Review Summary: Grass Widow use their distinct three headed vocal style and post-punk, bass-powered instrumentation to craft a strong, cohesive album2 of 2 thought this review was well written
Grass Widow present a style easy to compare with other artists, but impossible to nail down. So let others go on ad nauseum about the riot grrl and post-punk comparison. Grass Widow craft their own style of excellent music. Featuring teamwork and cohesion that is impeccable and rarely seen, the three-piece’s second full length is a lithe, cohesive piece that takes a few listens to truly appreciate.
The music is upbeat and unrelenting, with the ten tracks racing by in a quick twenty-six and a half minutes, powered down the track by powerful bass lines that seize listeners’ ears and drag them into this unique world. While the bass is one of my favorite parts, it is not alone in its excellence. As I previously stated, the music is cohesive, and the workload is evenly balanced by the trio. The bouncy, punk guitar riffs get their time to shine, and though the percussion is rarely at the forefront, it is always solid and provides a great base. Together, they combine to seamlessly make music that is intricate, while still maintaining some “oomph.”
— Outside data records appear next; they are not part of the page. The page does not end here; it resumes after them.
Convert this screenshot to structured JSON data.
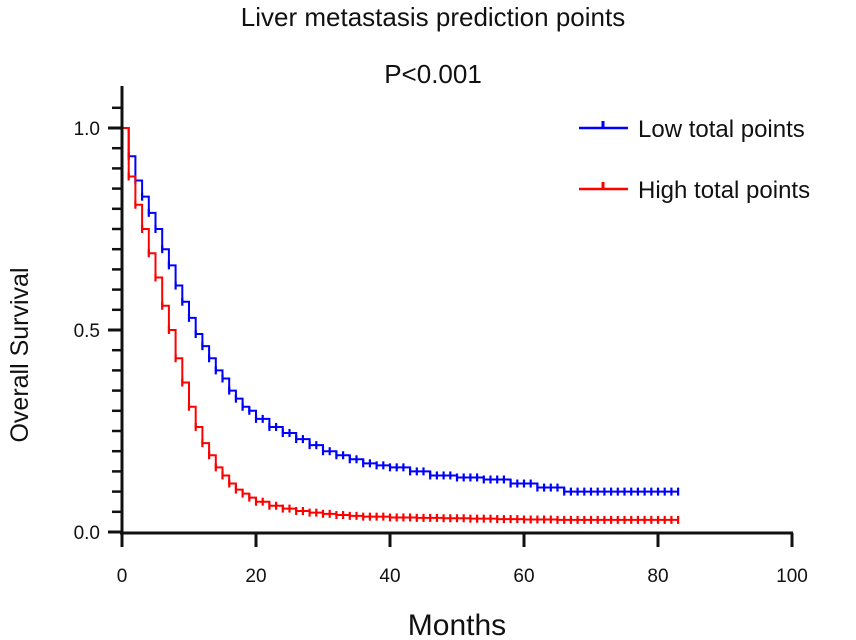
{
  "chart_data": {
    "type": "line",
    "subtype": "kaplan-meier",
    "title": "Liver metastasis prediction points",
    "subtitle": "P<0.001",
    "xlabel": "Months",
    "ylabel": "Overall Survival",
    "xlim": [
      0,
      100
    ],
    "ylim": [
      0,
      1.05
    ],
    "x_ticks": [
      0,
      20,
      40,
      60,
      80,
      100
    ],
    "x_tick_labels": [
      "0",
      "20",
      "40",
      "60",
      "80",
      "100"
    ],
    "y_ticks": [
      0,
      0.5,
      1.0
    ],
    "y_tick_labels": [
      "0.0",
      "0.5",
      "1.0"
    ],
    "y_minor_step": 0.05,
    "grid": false,
    "legend_position": "top-right",
    "series": [
      {
        "name": "Low total points",
        "color": "#0000ff",
        "x": [
          0,
          1,
          2,
          3,
          4,
          5,
          6,
          7,
          8,
          9,
          10,
          11,
          12,
          13,
          14,
          15,
          16,
          17,
          18,
          19,
          20,
          22,
          24,
          26,
          28,
          30,
          32,
          34,
          36,
          38,
          40,
          43,
          46,
          50,
          54,
          58,
          62,
          66,
          70,
          74,
          78,
          83
        ],
        "y": [
          1.0,
          0.93,
          0.87,
          0.83,
          0.79,
          0.75,
          0.7,
          0.66,
          0.61,
          0.57,
          0.53,
          0.49,
          0.46,
          0.43,
          0.4,
          0.38,
          0.35,
          0.33,
          0.31,
          0.3,
          0.28,
          0.26,
          0.245,
          0.23,
          0.215,
          0.2,
          0.19,
          0.18,
          0.17,
          0.165,
          0.16,
          0.15,
          0.14,
          0.135,
          0.13,
          0.12,
          0.11,
          0.1,
          0.1,
          0.1,
          0.1,
          0.1
        ]
      },
      {
        "name": "High total points",
        "color": "#ff0000",
        "x": [
          0,
          1,
          2,
          3,
          4,
          5,
          6,
          7,
          8,
          9,
          10,
          11,
          12,
          13,
          14,
          15,
          16,
          17,
          18,
          19,
          20,
          22,
          24,
          26,
          28,
          30,
          32,
          34,
          36,
          40,
          44,
          48,
          52,
          56,
          60,
          65,
          70,
          75,
          83
        ],
        "y": [
          1.0,
          0.88,
          0.81,
          0.75,
          0.69,
          0.63,
          0.56,
          0.5,
          0.43,
          0.37,
          0.31,
          0.26,
          0.22,
          0.19,
          0.16,
          0.14,
          0.12,
          0.105,
          0.095,
          0.085,
          0.075,
          0.065,
          0.058,
          0.052,
          0.048,
          0.045,
          0.042,
          0.04,
          0.038,
          0.036,
          0.035,
          0.034,
          0.033,
          0.032,
          0.031,
          0.03,
          0.03,
          0.03,
          0.03
        ]
      }
    ]
  }
}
The most notable aspect of Grass Widow’s music, though, is the vocal performance of the band. The three ladies share equal time on vocals. Rather than forming simple melodies, or even styling the vocals as a lead with backing harmony, the three most often form a trichotomy, weaving their voices in and around each other, bouncing off of each other, maximizing their effect. I’m not sure any single voice is quite good enough to carry a band, and the production does not favor their voices. Together, though, their voices are powerful. The result fits the music perfectly: the balance and collective skill permeate the entire body of music. While not individually mind-blowing, they complement each other perfectly.
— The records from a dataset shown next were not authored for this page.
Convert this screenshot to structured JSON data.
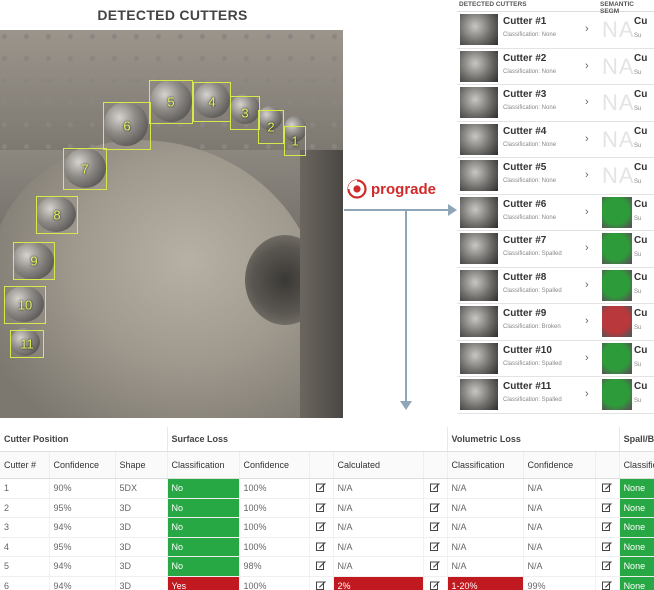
{
  "left_title": "DETECTED CUTTERS",
  "photo_boxes": [
    {
      "label": "5"
    },
    {
      "label": "4"
    },
    {
      "label": "3"
    },
    {
      "label": "2"
    },
    {
      "label": "1"
    },
    {
      "label": "6"
    },
    {
      "label": "7"
    },
    {
      "label": "8"
    },
    {
      "label": "9"
    },
    {
      "label": "10"
    },
    {
      "label": "11"
    }
  ],
  "logo": {
    "text": "prograde",
    "color": "#d02a2a"
  },
  "right_panel": {
    "header_left": "DETECTED CUTTERS",
    "header_right": "SEMANTIC SEGM",
    "rows": [
      {
        "name": "Cutter #1",
        "classification": "Classification: None",
        "seg": "NA",
        "cu": "Cu",
        "su": "Su"
      },
      {
        "name": "Cutter #2",
        "classification": "Classification: None",
        "seg": "NA",
        "cu": "Cu",
        "su": "Su"
      },
      {
        "name": "Cutter #3",
        "classification": "Classification: None",
        "seg": "NA",
        "cu": "Cu",
        "su": "Su"
      },
      {
        "name": "Cutter #4",
        "classification": "Classification: None",
        "seg": "NA",
        "cu": "Cu",
        "su": "Su"
      },
      {
        "name": "Cutter #5",
        "classification": "Classification: None",
        "seg": "NA",
        "cu": "Cu",
        "su": "Su"
      },
      {
        "name": "Cutter #6",
        "classification": "Classification: None",
        "seg": "",
        "cu": "Cu",
        "su": "Su"
      },
      {
        "name": "Cutter #7",
        "classification": "Classification: Spalled",
        "seg": "",
        "cu": "Cu",
        "su": "Su"
      },
      {
        "name": "Cutter #8",
        "classification": "Classification: Spalled",
        "seg": "",
        "cu": "Cu",
        "su": "Su"
      },
      {
        "name": "Cutter #9",
        "classification": "Classification: Broken",
        "seg": "",
        "cu": "Cu",
        "su": "Su"
      },
      {
        "name": "Cutter #10",
        "classification": "Classification: Spalled",
        "seg": "",
        "cu": "Cu",
        "su": "Su"
      },
      {
        "name": "Cutter #11",
        "classification": "Classification: Spalled",
        "seg": "",
        "cu": "Cu",
        "su": "Su"
      }
    ],
    "seg_colors": [
      "#2e9b3a",
      "#2e9b3a",
      "#2e9b3a",
      "#b8383c",
      "#2e9b3a",
      "#2e9b3a"
    ]
  },
  "table": {
    "groups": [
      "Cutter Position",
      "Surface Loss",
      "Volumetric Loss",
      "Spall/Broken"
    ],
    "columns": [
      "Cutter #",
      "Confidence",
      "Shape",
      "Classification",
      "Confidence",
      "",
      "Calculated",
      "",
      "Classification",
      "Confidence",
      "",
      "Classification"
    ],
    "rows": [
      {
        "cutter": "1",
        "conf": "90%",
        "shape": "5DX",
        "s_class": "No",
        "s_conf": "100%",
        "calc": "N/A",
        "v_class": "N/A",
        "v_conf": "N/A",
        "sp_class": "None",
        "s_state": "green",
        "c_state": "plain",
        "v_state": "plain"
      },
      {
        "cutter": "2",
        "conf": "95%",
        "shape": "3D",
        "s_class": "No",
        "s_conf": "100%",
        "calc": "N/A",
        "v_class": "N/A",
        "v_conf": "N/A",
        "sp_class": "None",
        "s_state": "green",
        "c_state": "plain",
        "v_state": "plain"
      },
      {
        "cutter": "3",
        "conf": "94%",
        "shape": "3D",
        "s_class": "No",
        "s_conf": "100%",
        "calc": "N/A",
        "v_class": "N/A",
        "v_conf": "N/A",
        "sp_class": "None",
        "s_state": "green",
        "c_state": "plain",
        "v_state": "plain"
      },
      {
        "cutter": "4",
        "conf": "95%",
        "shape": "3D",
        "s_class": "No",
        "s_conf": "100%",
        "calc": "N/A",
        "v_class": "N/A",
        "v_conf": "N/A",
        "sp_class": "None",
        "s_state": "green",
        "c_state": "plain",
        "v_state": "plain"
      },
      {
        "cutter": "5",
        "conf": "94%",
        "shape": "3D",
        "s_class": "No",
        "s_conf": "98%",
        "calc": "N/A",
        "v_class": "N/A",
        "v_conf": "N/A",
        "sp_class": "None",
        "s_state": "green",
        "c_state": "plain",
        "v_state": "plain"
      },
      {
        "cutter": "6",
        "conf": "94%",
        "shape": "3D",
        "s_class": "Yes",
        "s_conf": "100%",
        "calc": "2%",
        "v_class": "1-20%",
        "v_conf": "99%",
        "sp_class": "None",
        "s_state": "red",
        "c_state": "red",
        "v_state": "red"
      }
    ]
  }
}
With the fusion of their vocals, with their constant, unpredictable shifting, and their jaunty, rollicking instrumentation, Grass Widow create songs that are constantly moving and evolving, but because of their skill, they are able to keep the songs on their desired track. It’s a paradox, really. The music is constantly changing, yet always cohesive. Upon first listen, it is very possible the listener will think it a bit messy. But with some attentive, dedicated listening, the skilled construction becomes evident. With their flare for their post-punk style of choice, and with nods to surf rock and punk, Grass Widow not only knows exactly what they want to do, but also are able to create their vision.
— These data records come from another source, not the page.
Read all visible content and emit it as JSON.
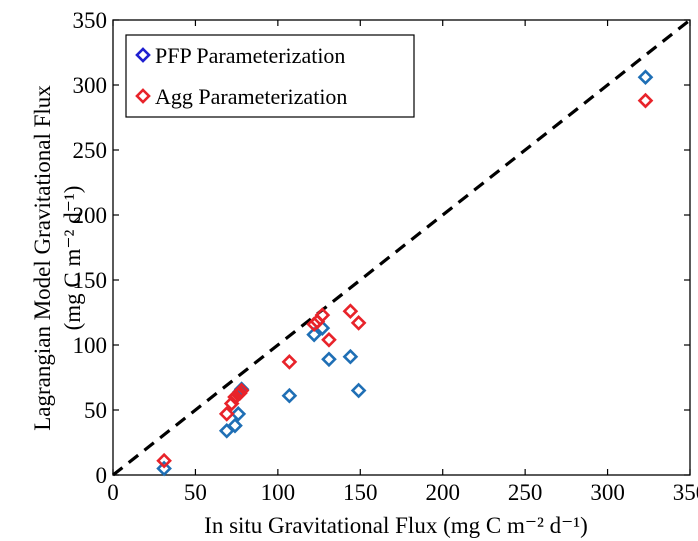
{
  "chart_data": {
    "type": "scatter",
    "title": "",
    "xlabel": "In situ Gravitational Flux (mg C m⁻² d⁻¹)",
    "ylabel_line1": "Lagrangian Model Gravitational Flux",
    "ylabel_line2": "(mg C m⁻² d⁻¹)",
    "xlim": [
      0,
      350
    ],
    "ylim": [
      0,
      350
    ],
    "xticks": [
      0,
      50,
      100,
      150,
      200,
      250,
      300,
      350
    ],
    "yticks": [
      0,
      50,
      100,
      150,
      200,
      250,
      300,
      350
    ],
    "grid": false,
    "legend_position": "top-left",
    "reference_line": {
      "style": "dashed",
      "color": "#000000",
      "from": [
        0,
        0
      ],
      "to": [
        350,
        350
      ]
    },
    "series": [
      {
        "name": "PFP Parameterization",
        "color": "#1f6fb5",
        "marker": "diamond",
        "x": [
          31,
          69,
          74,
          76,
          77,
          78,
          107,
          122,
          127,
          131,
          144,
          149,
          323
        ],
        "y": [
          5,
          34,
          38,
          47,
          64,
          66,
          61,
          108,
          113,
          89,
          91,
          65,
          306
        ]
      },
      {
        "name": "Agg Parameterization",
        "color": "#e8232a",
        "marker": "diamond",
        "x": [
          31,
          69,
          72,
          74,
          76,
          77,
          78,
          107,
          122,
          124,
          127,
          131,
          144,
          149,
          323
        ],
        "y": [
          11,
          47,
          55,
          60,
          62,
          63,
          65,
          87,
          116,
          118,
          123,
          104,
          126,
          117,
          288
        ]
      }
    ]
  }
}
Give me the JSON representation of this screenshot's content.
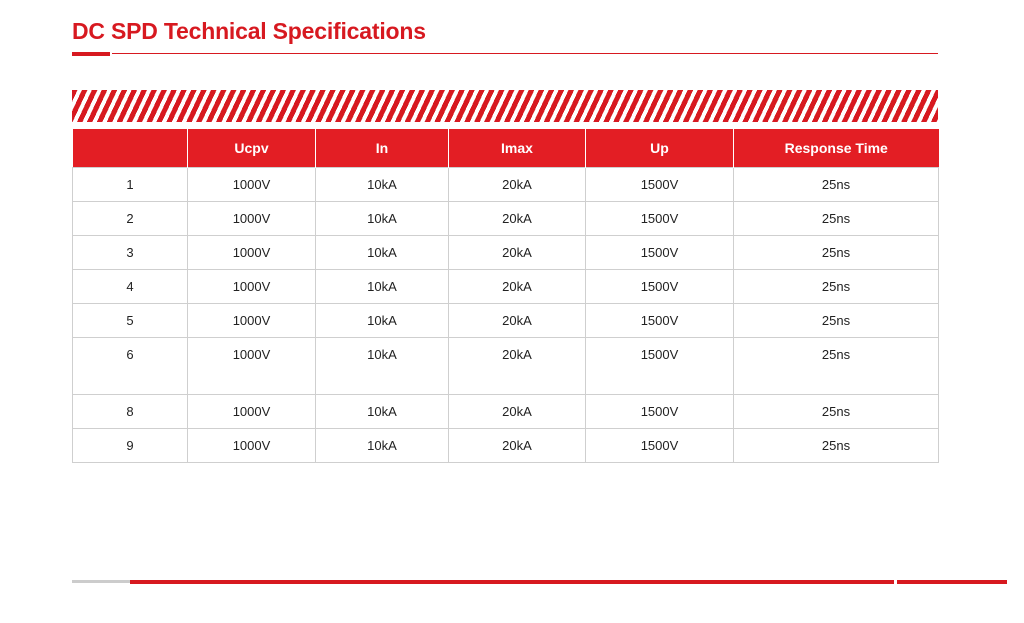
{
  "title": "DC SPD Technical Specifications",
  "colors": {
    "accent": "#d71920",
    "header_bg": "#e31e24"
  },
  "table": {
    "headers": [
      "",
      "Ucpv",
      "In",
      "Imax",
      "Up",
      "Response Time"
    ],
    "rows": [
      [
        "1",
        "1000V",
        "10kA",
        "20kA",
        "1500V",
        "25ns"
      ],
      [
        "2",
        "1000V",
        "10kA",
        "20kA",
        "1500V",
        "25ns"
      ],
      [
        "3",
        "1000V",
        "10kA",
        "20kA",
        "1500V",
        "25ns"
      ],
      [
        "4",
        "1000V",
        "10kA",
        "20kA",
        "1500V",
        "25ns"
      ],
      [
        "5",
        "1000V",
        "10kA",
        "20kA",
        "1500V",
        "25ns"
      ],
      [
        "6",
        "1000V",
        "10kA",
        "20kA",
        "1500V",
        "25ns"
      ],
      [
        "8",
        "1000V",
        "10kA",
        "20kA",
        "1500V",
        "25ns"
      ],
      [
        "9",
        "1000V",
        "10kA",
        "20kA",
        "1500V",
        "25ns"
      ]
    ]
  }
}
From the first psychedelia-tinged guitars of opener “Uncertain Melody” (which ironically features the few moments of vocal unity and melody), through the fun bass grooves and controlled chaos of the three-headed vocal attack of Tuesday, Past Time covers a relatively level music landscape. There are no duds per se, though the album the cohesiveness occasionally turns to tedium. Fortunately, when this starts to happen, a fast track with attention nabbing bass lines (“Fried Egg”) saves the day.
The only complaints one could have with Past Time are the before-mentioned occasional tedium, the vocals, and that none of the songs really possess you. As they say though, the good outweighs the bad. Grass Widow have created an excellent album worthy any music appreciator’s time.